世界杯2022亚洲预选赛b组
anonymous
i was a 19-year-old sophomore dating another 19-year-old sophomore. i had a birth-control pill prescription but screwed up using it and got pregnant. it was 1983, and we were in school in atlanta, ga. telling him i had failed at using my birth-control method and was pregnant was the hardest thing i’ve ever had to tell anyone.
i was resolved to get an abortion, and he supported my decision to do so. he took me to the abortion clinic and helped me pay for it. i remember the clinic being chock full of women there to get abortions. i remember a brief counseling session during which i was asked to make sure this is what i wanted to do and then to choose whether to remain conscious or be fully anesthetized (unconscious) for the procedure. i chose the latter.

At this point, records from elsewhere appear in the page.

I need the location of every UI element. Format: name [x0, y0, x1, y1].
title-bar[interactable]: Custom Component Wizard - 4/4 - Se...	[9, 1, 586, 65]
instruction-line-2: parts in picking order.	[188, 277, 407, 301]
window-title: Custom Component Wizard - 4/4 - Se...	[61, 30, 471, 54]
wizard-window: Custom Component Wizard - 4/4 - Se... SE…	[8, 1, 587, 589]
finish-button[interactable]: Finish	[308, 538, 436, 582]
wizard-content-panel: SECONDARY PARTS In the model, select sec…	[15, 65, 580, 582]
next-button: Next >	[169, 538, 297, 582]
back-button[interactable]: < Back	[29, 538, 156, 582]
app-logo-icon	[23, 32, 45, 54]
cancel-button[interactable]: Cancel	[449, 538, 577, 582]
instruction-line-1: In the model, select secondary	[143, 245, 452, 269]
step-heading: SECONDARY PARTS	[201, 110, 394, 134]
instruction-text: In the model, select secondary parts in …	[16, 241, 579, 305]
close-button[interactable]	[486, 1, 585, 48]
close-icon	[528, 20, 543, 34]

eight years later, my sophomore-year boyfriend and i married (we were then 27). three and a half years later, we consciously planned to have a child. our son is now 20 years old. (if i had seen our unplanned pregnancy through to its completion and borne that child, he or she would be 30 now.) we are grateful to the state of california’s public school system for its sexual education requisites, and we have stressed to our son the importance of safe sexuality. we have immunized him against hpv with gardasil (when he was 16 and not yet sexually active), and my husband makes sure our son packs condoms at all times, since he became a teenager.

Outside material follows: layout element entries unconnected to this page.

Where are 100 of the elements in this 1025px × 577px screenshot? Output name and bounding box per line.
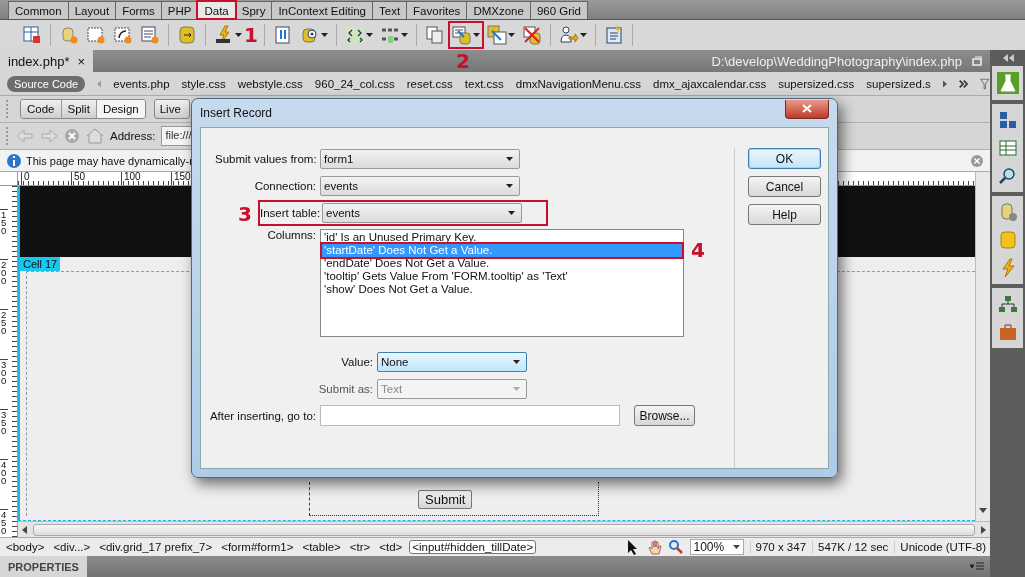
browse-button[interactable]: Browse...	[634, 405, 695, 426]
close-tab-button[interactable]: ×	[77, 53, 86, 69]
file-path: D:\develop\WeddingPhotography\index.php	[711, 53, 962, 69]
field-label: Value:	[340, 355, 373, 368]
tag-selector-item[interactable]: <input#hidden_tillDate>	[409, 540, 537, 554]
close-icon	[970, 153, 984, 168]
back-icon	[16, 128, 34, 144]
insert-record-icon	[451, 25, 472, 45]
dialog-button[interactable]: Help	[748, 204, 821, 225]
related-file-link[interactable]: webstyle.css	[237, 77, 303, 90]
address-label: Address:	[110, 130, 156, 142]
list-icon	[140, 25, 160, 45]
related-file-link[interactable]: style.css	[181, 77, 226, 90]
database-icon	[997, 230, 1018, 250]
region-icon	[86, 25, 106, 45]
close-button[interactable]	[785, 99, 829, 119]
scroll-left-icon	[97, 78, 102, 89]
dropdown-select[interactable]: events	[320, 175, 520, 196]
tag-selector-item[interactable]: <tr>	[347, 541, 373, 553]
properties-tab[interactable]: PROPERTIES	[0, 556, 87, 577]
insert-bar-tab[interactable]: 960 Grid	[529, 1, 588, 19]
related-file-link[interactable]: text.css	[464, 77, 504, 90]
caret-icon	[508, 211, 515, 215]
dialog-button[interactable]: OK	[748, 148, 821, 169]
annotation-number: 2	[455, 51, 470, 71]
live-view-button[interactable]: Live	[153, 99, 190, 119]
tag-selector-item[interactable]: <table>	[300, 541, 343, 553]
window-size[interactable]: 970 x 347	[749, 541, 807, 553]
caret-icon	[365, 33, 373, 37]
vertical-ruler: 150 200 250 300 350 400 450	[0, 186, 18, 537]
list-item[interactable]: 'show' Does Not Get a Value.	[322, 283, 682, 296]
toolbar-button[interactable]	[449, 23, 482, 47]
stop-icon	[64, 128, 80, 144]
list-item[interactable]: 'id' Is an Unused Primary Key.	[322, 231, 682, 244]
annotation-number: 4	[691, 240, 705, 260]
related-file-link[interactable]: supersized.s	[866, 77, 931, 90]
tag-selector-item[interactable]: <div...>	[51, 541, 93, 553]
forward-icon	[40, 128, 58, 144]
restore-icon	[972, 56, 982, 66]
dropdown-select[interactable]: events	[322, 203, 522, 223]
insert-bar-tab[interactable]: InContext Editing	[271, 1, 373, 19]
caret-icon	[579, 33, 587, 37]
collapse-icon	[1001, 54, 1014, 62]
scroll-down-icon	[979, 508, 987, 513]
toolbar-button[interactable]	[484, 23, 517, 47]
insert-bar-tab[interactable]: Text	[372, 1, 408, 19]
related-file-link[interactable]: 960_24_col.css	[314, 77, 395, 90]
input-field[interactable]	[320, 405, 620, 426]
grid-icon	[997, 138, 1018, 158]
cell-label: Cell 17	[20, 257, 61, 271]
source-code-button[interactable]: Source Code	[7, 75, 86, 92]
insert-bar-tab[interactable]: Common	[8, 1, 69, 19]
home-icon	[86, 128, 104, 144]
encoding-label: Unicode (UTF-8)	[894, 541, 986, 553]
dialog-button[interactable]: Cancel	[748, 176, 821, 197]
list-item[interactable]: 'endDate' Does Not Get a Value.	[322, 257, 682, 270]
database-icon	[299, 25, 320, 45]
related-file-link[interactable]: reset.css	[406, 77, 453, 90]
paging-icon	[113, 25, 133, 45]
insert-bar-tab[interactable]: Favorites	[406, 1, 468, 19]
view-button[interactable]: Split	[60, 100, 96, 118]
blocks-icon	[997, 110, 1018, 130]
info-icon	[6, 152, 22, 169]
clipboard-icon	[603, 25, 624, 45]
insert-bar-tab[interactable]: DMXzone	[466, 1, 531, 19]
dropdown-select[interactable]: None	[377, 351, 527, 372]
delete-record-icon	[521, 25, 542, 45]
caret-icon	[513, 359, 520, 364]
caret-icon	[507, 33, 515, 37]
related-file-link[interactable]: supersized.css	[778, 77, 855, 90]
insert-bar-tab[interactable]: Data	[197, 1, 236, 19]
search-icon	[997, 166, 1018, 186]
zoom-select[interactable]: 100%	[689, 539, 744, 555]
document-tab[interactable]: index.php* ×	[0, 50, 94, 72]
insert-bar-tab[interactable]: Forms	[115, 1, 162, 19]
field-label: After inserting, go to:	[208, 409, 316, 422]
ruler-corner	[0, 172, 18, 186]
scrollbar-thumb[interactable]	[33, 523, 975, 536]
tag-selector-item[interactable]: <body>	[4, 541, 47, 553]
list-item[interactable]: 'tooltip' Gets Value From 'FORM.tooltip' as 'Text'	[322, 270, 682, 283]
info-message: This page may have dynamically-r	[26, 154, 193, 167]
field-label: Columns:	[266, 229, 316, 241]
tag-selector-item[interactable]: <div.grid_17 prefix_7>	[97, 541, 215, 553]
dropdown-select[interactable]: form1	[320, 148, 520, 169]
table-icon	[22, 25, 42, 45]
copy-icon	[424, 25, 445, 45]
caret-icon	[506, 183, 513, 188]
tag-selector-item[interactable]: <td>	[377, 541, 405, 553]
insert-bar-tab[interactable]: Layout	[67, 1, 117, 19]
view-button[interactable]: Design	[95, 100, 145, 118]
view-button[interactable]: Code	[21, 100, 61, 118]
related-file-link[interactable]: events.php	[113, 77, 170, 90]
submit-button[interactable]: Submit	[418, 490, 473, 509]
tag-selector-item[interactable]: <form#form1>	[219, 541, 296, 553]
caret-icon	[513, 386, 520, 391]
related-file-link[interactable]: dmx_ajaxcalendar.css	[653, 77, 767, 90]
annotation-number: 1	[244, 25, 258, 45]
document-icon	[272, 25, 293, 45]
related-file-link[interactable]: dmxNavigationMenu.css	[515, 77, 642, 90]
caret-icon	[320, 33, 328, 37]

i regret being stupid about how to take my birth-control prescription properly and about getting unintentionally pregnant. i regret having to have an abortion. but i do not regret ending that unplanned pregnancy. i was halfway through my undergraduate degree schooling, as was my then-boyfriend, now-husband. we made the right decision for us at that point in our lives. i am grateful that i had the legal right to a safe and relatively inexpensive abortion in the state of georgia. it was a hard lesson, but i never failed to take my birth-control pills properly, effectively after the abortion.